Since emergency funds will be required on demand and often at a moment’s notice, it’s advisable to retain them in a simple savings account with the best possible interest rate, rather than a fixed deposit or other form of investment.
You should look to create a fund that can support your basic expenses for at least 6 months. This way, even if you happen to face a loss of employment, you will have enough to get by until you can find another job.
How To Do It
Set a Monthly Goal – You should aim to transfer a small portion of your income each month into your emergency fund. Doing this automatically using a standing order is the best method to ensure it gets done.
Use Leftovers – At the end of each pay period, check your account. If there is any money remaining, immediately transfer it to your emergency savings fund before your next salary arrives. If you don’t have any left overs, look carefully at your expenses. Surely there are something’s you can cut out and thus free up money for your emergency fund.
Create New Income Streams – You can increase your income through a second or part-time job, selling off things that are no longer of use to you, creating cash-flow generating investments or doing some freelance work on the side.

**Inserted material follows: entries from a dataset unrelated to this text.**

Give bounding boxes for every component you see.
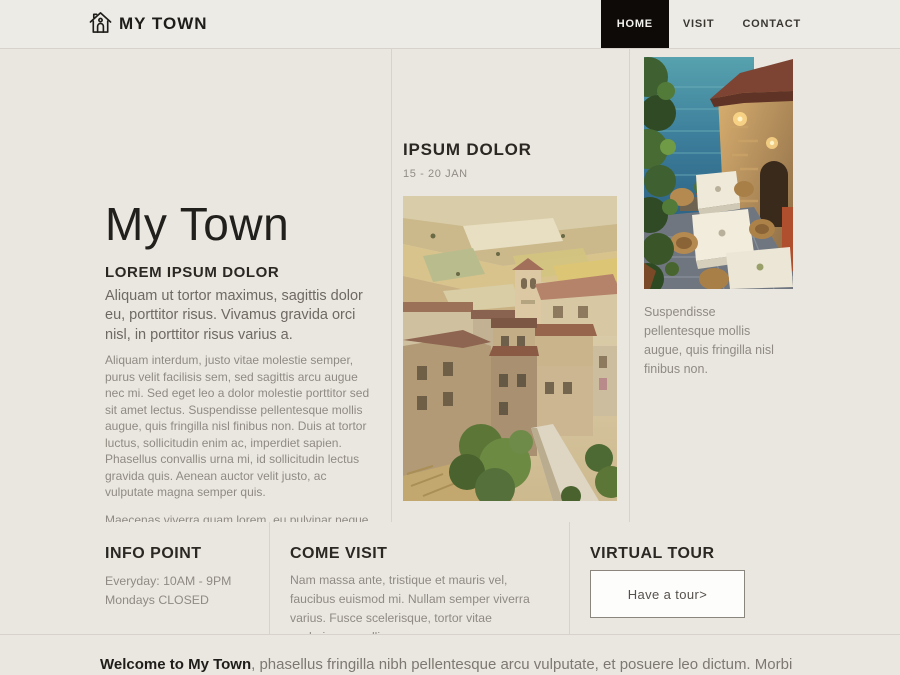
nav-item-home[interactable]: HOME: [601, 0, 669, 48]
seaside-terrace-cafe-photo: [644, 57, 793, 289]
logo-text: MY TOWN: [119, 14, 208, 34]
aside-column: Suspendisse pellentesque mollis augue, q…: [630, 49, 900, 522]
hero-body-paragraph: Aliquam interdum, justo vitae molestie s…: [105, 352, 377, 501]
come-visit-title: COME VISIT: [290, 545, 555, 563]
hero-footnote: Maecenas viverra quam lorem, eu pulvinar…: [105, 512, 377, 522]
info-strip: INFO POINT Everyday: 10AM - 9PM Mondays …: [0, 522, 900, 635]
nav-item-contact[interactable]: CONTACT: [728, 0, 815, 48]
come-visit-text: Nam massa ante, tristique et mauris vel,…: [290, 571, 555, 634]
hilltop-town-aerial-photo: [403, 196, 617, 501]
info-point-section: INFO POINT Everyday: 10AM - 9PM Mondays …: [0, 522, 270, 634]
footer-welcome-bold: Welcome to My Town: [100, 656, 251, 673]
come-visit-section: COME VISIT Nam massa ante, tristique et …: [270, 522, 570, 634]
hero-lead-paragraph: Aliquam ut tortor maximus, sagittis dolo…: [105, 287, 377, 346]
header: MY TOWN HOME VISIT CONTACT: [0, 0, 900, 49]
logo[interactable]: MY TOWN: [88, 0, 208, 48]
info-point-hours: Everyday: 10AM - 9PM: [105, 572, 269, 591]
page-title: My Town: [105, 199, 377, 251]
event-title: IPSUM DOLOR: [403, 140, 629, 160]
aside-caption: Suspendisse pellentesque mollis augue, q…: [644, 303, 784, 379]
event-column: IPSUM DOLOR 15 - 20 JAN: [392, 49, 630, 522]
info-point-closed: Mondays CLOSED: [105, 591, 269, 610]
main-nav: HOME VISIT CONTACT: [601, 0, 815, 48]
info-point-title: INFO POINT: [105, 545, 269, 563]
virtual-tour-title: VIRTUAL TOUR: [590, 545, 900, 563]
main-content: My Town LOREM IPSUM DOLOR Aliquam ut tor…: [0, 49, 900, 522]
virtual-tour-section: VIRTUAL TOUR Have a tour>: [570, 522, 900, 634]
home-icon: [88, 9, 113, 40]
hero-column: My Town LOREM IPSUM DOLOR Aliquam ut tor…: [0, 49, 392, 522]
page: MY TOWN HOME VISIT CONTACT My Town LOREM…: [0, 0, 900, 675]
event-dates: 15 - 20 JAN: [403, 168, 629, 180]
nav-item-visit[interactable]: VISIT: [669, 0, 729, 48]
footer: Welcome to My Town, phasellus fringilla …: [0, 635, 900, 675]
hero-subtitle: LOREM IPSUM DOLOR: [105, 264, 377, 281]
have-a-tour-button[interactable]: Have a tour>: [590, 570, 745, 618]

Use Loose Change – Don’t let loose change get away, collect it instead and use it to contribute towards your emergency savings fund. It’s easy, and will take some weight out of your pocket.
Extra Money – Whenever you receive one-off extra income from any source, channel those funds towards your emergency savings instead of being tempted to spend it all.
For Emergencies Only
Your emergency fund is only for emergencies and you must resist the temptation to dip into this money at all costs. Holidays, birthdays, impulsive spends, great deals and any other expected expenses such as insurance or taxes cannot be considered emergencies.
Once you’ve made enough progress with your emergency fund, you can then start another account for short term savings to meet these kinds of expenses.
With saving, for emergencies or otherwise, you need to be extremely disciplined to make it work properly. You must choose long-term security over short-term pleasures. You will thank yourself for this when disaster strikes.